Like a lot of young artists, Alexandra Savior presumed the best thing for her career would be moving to Los Angeles. Right out of high school, she left her hometown of Vancouver, Wash., to pursue a songwriting career in the sunny excesses of Southern California. She quickly scored a deal with Columbia Records and struck up a partnership with Arctic Monkeys frontman Alex Turner. As good as things were going, though, she never quite felt like she belonged.
“I was pretty depressed, I guess,” says Savior, 21. “When I was going to social situations in Los Angeles, I was observing pretty heavily just to understand why I wasn’t really fitting in. I was quite young and it came from insecurity, but I thought that all these people were, you know, like the devil or something.”
And so, Savior retreated northward, settling in Portland. But that doesn’t mean she abandoned her dream. Nor has leaving the glaring spotlight of L.A. seemed to have harmed her prospects: Belladonna of Sadness, her debut album, is slated for release in April, and it’s arriving on a wave of media anticipation, thanks in part to her collaboration with Turner. She more than lives up to the hype.
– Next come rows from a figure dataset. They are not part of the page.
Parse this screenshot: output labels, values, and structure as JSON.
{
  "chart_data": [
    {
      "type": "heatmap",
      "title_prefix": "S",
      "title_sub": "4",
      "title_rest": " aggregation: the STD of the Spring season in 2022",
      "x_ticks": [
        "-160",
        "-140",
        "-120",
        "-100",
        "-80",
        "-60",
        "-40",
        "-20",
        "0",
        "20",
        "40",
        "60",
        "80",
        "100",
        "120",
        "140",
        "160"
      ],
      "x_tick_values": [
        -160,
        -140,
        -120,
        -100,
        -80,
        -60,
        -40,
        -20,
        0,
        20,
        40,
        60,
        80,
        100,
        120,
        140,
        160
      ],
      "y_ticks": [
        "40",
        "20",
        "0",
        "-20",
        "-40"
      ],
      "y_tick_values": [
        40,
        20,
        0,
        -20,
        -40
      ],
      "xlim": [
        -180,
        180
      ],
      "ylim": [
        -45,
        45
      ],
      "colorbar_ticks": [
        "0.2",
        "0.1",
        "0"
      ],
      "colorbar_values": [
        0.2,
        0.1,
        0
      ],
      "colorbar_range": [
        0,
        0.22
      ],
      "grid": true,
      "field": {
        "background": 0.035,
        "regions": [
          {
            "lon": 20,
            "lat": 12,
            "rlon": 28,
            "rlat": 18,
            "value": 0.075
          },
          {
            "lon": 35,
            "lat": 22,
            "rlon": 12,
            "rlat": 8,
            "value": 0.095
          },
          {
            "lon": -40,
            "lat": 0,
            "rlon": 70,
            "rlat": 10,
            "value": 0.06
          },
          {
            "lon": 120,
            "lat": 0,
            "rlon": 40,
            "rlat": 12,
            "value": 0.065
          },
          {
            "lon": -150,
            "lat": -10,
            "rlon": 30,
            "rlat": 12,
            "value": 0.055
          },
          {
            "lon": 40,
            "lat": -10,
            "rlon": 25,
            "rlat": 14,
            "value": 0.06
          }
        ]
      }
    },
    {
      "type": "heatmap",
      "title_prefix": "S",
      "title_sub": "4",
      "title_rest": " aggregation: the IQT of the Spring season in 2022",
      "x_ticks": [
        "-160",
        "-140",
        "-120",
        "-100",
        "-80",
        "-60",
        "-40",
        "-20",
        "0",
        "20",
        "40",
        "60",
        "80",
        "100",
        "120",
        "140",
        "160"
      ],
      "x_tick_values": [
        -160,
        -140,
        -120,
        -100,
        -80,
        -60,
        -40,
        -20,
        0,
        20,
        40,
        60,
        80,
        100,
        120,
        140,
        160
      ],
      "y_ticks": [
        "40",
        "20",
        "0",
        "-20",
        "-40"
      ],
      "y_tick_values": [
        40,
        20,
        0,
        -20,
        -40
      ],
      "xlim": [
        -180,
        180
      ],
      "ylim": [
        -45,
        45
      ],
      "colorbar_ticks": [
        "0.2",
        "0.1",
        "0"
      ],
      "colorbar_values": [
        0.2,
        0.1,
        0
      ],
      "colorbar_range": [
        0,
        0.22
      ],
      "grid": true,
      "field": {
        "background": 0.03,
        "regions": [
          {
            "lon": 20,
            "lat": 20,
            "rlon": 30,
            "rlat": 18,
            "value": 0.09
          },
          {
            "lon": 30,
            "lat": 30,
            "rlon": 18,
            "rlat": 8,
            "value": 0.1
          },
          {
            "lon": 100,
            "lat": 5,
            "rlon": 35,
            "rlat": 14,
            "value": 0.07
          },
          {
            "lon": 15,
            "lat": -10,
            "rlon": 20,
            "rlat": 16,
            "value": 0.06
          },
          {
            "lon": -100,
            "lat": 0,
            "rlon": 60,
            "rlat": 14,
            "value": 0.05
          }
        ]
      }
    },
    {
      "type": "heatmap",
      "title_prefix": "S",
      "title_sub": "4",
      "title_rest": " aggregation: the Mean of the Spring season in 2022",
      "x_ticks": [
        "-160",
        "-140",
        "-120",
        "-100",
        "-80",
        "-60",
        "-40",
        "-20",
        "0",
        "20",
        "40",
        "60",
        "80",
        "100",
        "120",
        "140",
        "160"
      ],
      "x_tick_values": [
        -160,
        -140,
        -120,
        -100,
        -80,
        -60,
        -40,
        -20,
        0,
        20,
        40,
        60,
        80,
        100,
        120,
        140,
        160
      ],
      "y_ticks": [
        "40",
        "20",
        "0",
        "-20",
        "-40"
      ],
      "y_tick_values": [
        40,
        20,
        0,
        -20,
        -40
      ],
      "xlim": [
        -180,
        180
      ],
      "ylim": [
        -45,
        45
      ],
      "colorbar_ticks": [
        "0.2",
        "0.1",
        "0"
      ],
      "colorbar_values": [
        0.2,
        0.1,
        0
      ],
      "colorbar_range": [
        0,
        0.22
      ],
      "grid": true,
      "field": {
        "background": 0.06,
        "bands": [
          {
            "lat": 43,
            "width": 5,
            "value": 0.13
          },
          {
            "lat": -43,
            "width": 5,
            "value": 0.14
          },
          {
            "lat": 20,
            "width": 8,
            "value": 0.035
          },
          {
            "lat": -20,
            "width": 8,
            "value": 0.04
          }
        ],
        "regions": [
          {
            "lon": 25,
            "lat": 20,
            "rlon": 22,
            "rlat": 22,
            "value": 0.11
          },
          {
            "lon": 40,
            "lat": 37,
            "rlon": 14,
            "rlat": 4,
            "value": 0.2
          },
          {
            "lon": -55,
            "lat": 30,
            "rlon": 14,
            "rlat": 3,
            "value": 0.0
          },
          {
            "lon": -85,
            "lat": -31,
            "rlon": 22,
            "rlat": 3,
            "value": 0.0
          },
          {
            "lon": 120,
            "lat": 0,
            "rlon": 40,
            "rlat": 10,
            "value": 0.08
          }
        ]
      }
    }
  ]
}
Her velvety, expressive vocals tell aching stories of woe and regret, heartbreak and jealousy. Gloomy and, as she puts it, “kind of murderous” themes pervade the record, masked by soft, punchy melodies.

Those dark thoughts are often tied to Savior's personal experiences. The haunting, melancholy "Til You're Mine" was inspired by a painting she made of the girl her ex left her for, and the emotional turmoil is reflected in the song's obsessive lyrics: "If I were you, I would have chosen her, too," she sings. "Do you think she feels like she's being watched?" On "Girlie," Savior sings about a girl who's "hopelessly showbiz" and "always looking for a wilder ride"—an expression of the alienation she felt during her time in L.A., which got worse once recording wrapped up. "Once Alex wasn't really around anymore, loads of people from my life just shed, and didn't really care about me anymore," she says.

That’s all in the past, though. Since last June, Savior has been based in Portland, though most of her belongings remain in storage. “I don’t really live anywhere,” she says. She’s looking for local musicians to back her up live, since her previous band, the Dudes, isn’t with her anymore. And there’s an indication that, in the future, her songs might take a different direction. She wrote new material while spending December in New Zealand with her boyfriend, and has been trying to fight off the gloominess she’s gravitated toward—although it always seems to creep back in.

"My boyfriend's like, 'Man, I thought we were happy!'" she says.

SEE IT: Alexandra Savior plays Star Theater, 13 NW 6th Ave., with Hamilton Leithauser, on Friday, Jan. 20. 9:30 pm. Sold out. 21+.